GE Nears $20 Billion Asset-Sale Target on Element Fleet Deal

General Electric Co.’s deals to sell the bulk of its vehicle fleet-management business push the company near a goal of unloading at least $20 billion of finance assets before the quarter ends.

Canada’s Element Financial Corp. will acquire GE Capital’s fleet assets in the U.S., Mexico, Australia and New Zealand for $6.9 billion. GE also said Monday that it signed a provisional accord with Arval, a subsidiary of BNP Paribas, to sell the European portions of the leasing operations.

The agreements represent about $8.6 billion in assets, excluding cash and some liabilities, and come less than a month after GE sold its $11 billion U.S. private-equity lending business to Canada Pension Plan Investment Board. GE executives said last month they expect to announce $20 billion to $30 billion of asset sales before the end of June.

“The pace of the divestitures is going well,” Jim Corridore, a Standard & Poor’s Capital IQ analyst, said in a note to clients. He rates GE as buy.
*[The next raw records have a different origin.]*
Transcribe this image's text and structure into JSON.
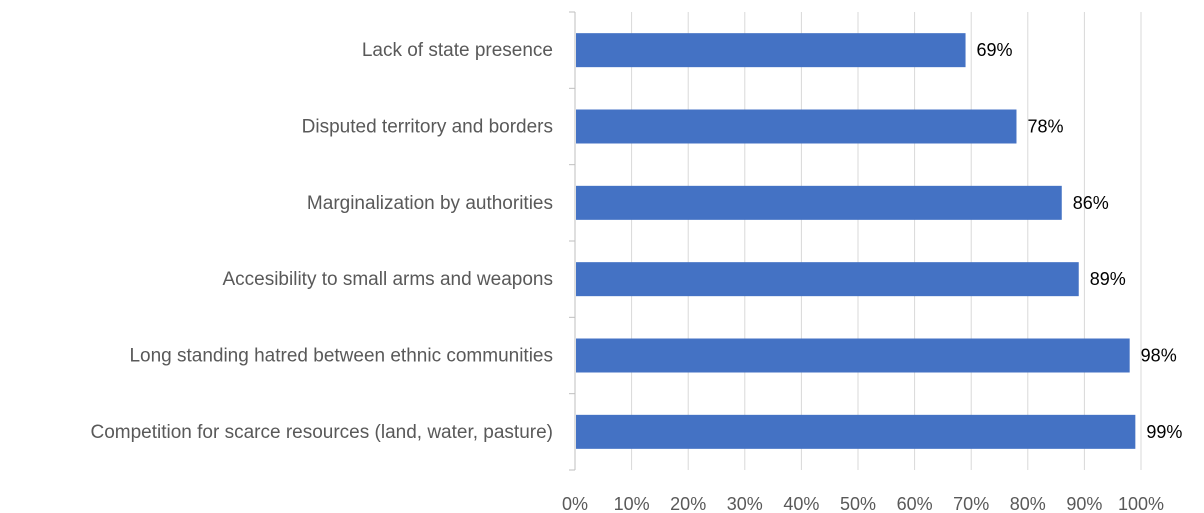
{
  "chart_data": {
    "type": "bar",
    "orientation": "horizontal",
    "title": "",
    "xlabel": "",
    "ylabel": "",
    "categories": [
      "Lack of state presence",
      "Disputed territory and borders",
      "Marginalization by authorities",
      "Accesibility to small arms and weapons",
      "Long standing hatred between ethnic communities",
      "Competition for scarce resources (land, water, pasture)"
    ],
    "values": [
      69,
      78,
      86,
      89,
      98,
      99
    ],
    "data_labels": [
      "69%",
      "78%",
      "86%",
      "89%",
      "98%",
      "99%"
    ],
    "xlim": [
      0,
      100
    ],
    "x_ticks": [
      0,
      10,
      20,
      30,
      40,
      50,
      60,
      70,
      80,
      90,
      100
    ],
    "x_tick_labels": [
      "0%",
      "10%",
      "20%",
      "30%",
      "40%",
      "50%",
      "60%",
      "70%",
      "80%",
      "90%",
      "100%"
    ],
    "grid": "vertical",
    "legend": "none",
    "colors": {
      "bar": "#4472C4",
      "grid": "#D9D9D9",
      "axis": "#BFBFBF",
      "text": "#595959",
      "data_label": "#000000"
    }
  }
}
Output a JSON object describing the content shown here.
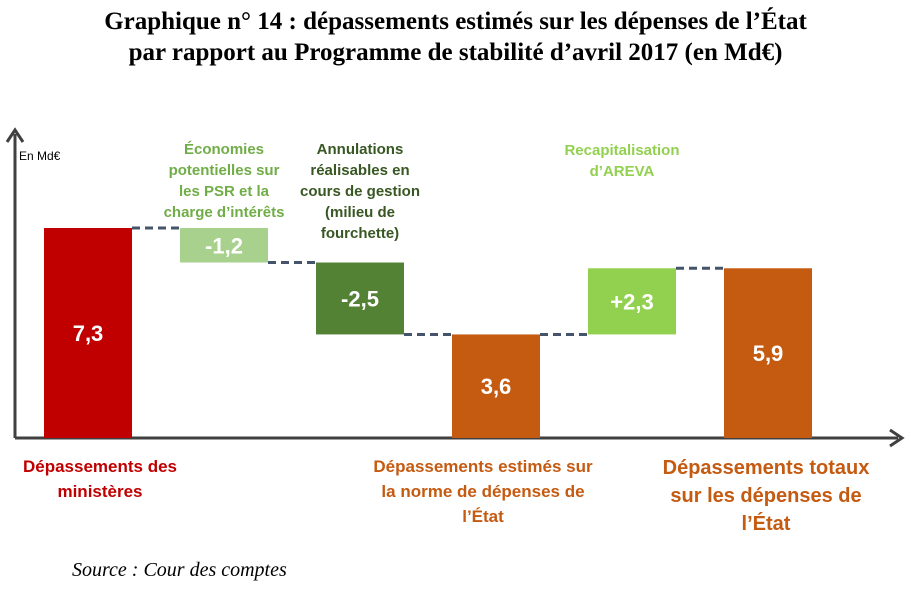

GE Capital has said its top sale priorities are unloading units that finance health-care businesses and foreign buyouts. The company has received bids for the health-care division from Capital One Financial Corp., Apollo Global Management, Ares Management LP and Ventas Inc., people familiar with the matter said last week.

GE fell 1.7 percent to $26.64 at the close in New York amid a global selloff in equities triggered by the Greek financial crisis. Element rose 1.7 percent to C$19.19 in Toronto.

‘On Track’

GE plans to shed about $200 billion of lending assets to refocus on industrial operations after GE Capital’s struggles during the 2008 financial crisis imperiled the parent company. Fairfield, Connecticut-based GE will retain divisions that support manufacturing -- including aircraft leasing, a boost for jet-engine production -- while unloading the fleet unit and similar businesses.

GE Capital has announced about $63 billion in sales to date. The company remains “on track” to sell about $100 billion of assets by the end of the year and be mostly done in 2016, GE Capital Chief Executive Officer Keith Sherin said Monday in a statement.

“We continue to demonstrate speed and execution on our strategy to sell most of the assets of GE Capital,” Sherin said. “This announcement is the next step in GE’s transformation to a more focused industrial company.”

Autos, Trucks

GE Capital Fleet Services leases and manages more than 1.5 million autos and trucks, mostly in the U.S., for mid-sized and large companies including Hewlett-Packard Co. The assets in Japan weren’t included in the deals with Element and Arval.

The fleet business will complement Element’s growing vehicle division, located mostly in North America. The Toronto-based company bought GE Capital’s Canadian fleet business in 2013 and created a Canadian-U.S. partnership. In 2014, Element expanded further by purchasing the North American fleet management business of PHH Corp., PHH Arval.

The GE transaction is Element’s largest and accelerates growth plans as the company continues to look for more deals, executives said on a conference call Monday.

The U.S. and Mexico portion of the deal is expected to close in the third quarter, and the Australia and New Zealand part in the fourth quarter, GE said.

JPMorgan Chase & Co. advised GE on the transaction, with legal services provided by Weil, Gotshal & Manges LLP. Bank of Montreal, Barclays Plc, INFOR Financial Inc. and Canadian Imperial Bank of Commerce served as financial advisers to Element, while Blake, Cassels & Graydon LLP and Cravath, Swaine & Moore LLP acted as legal counsel.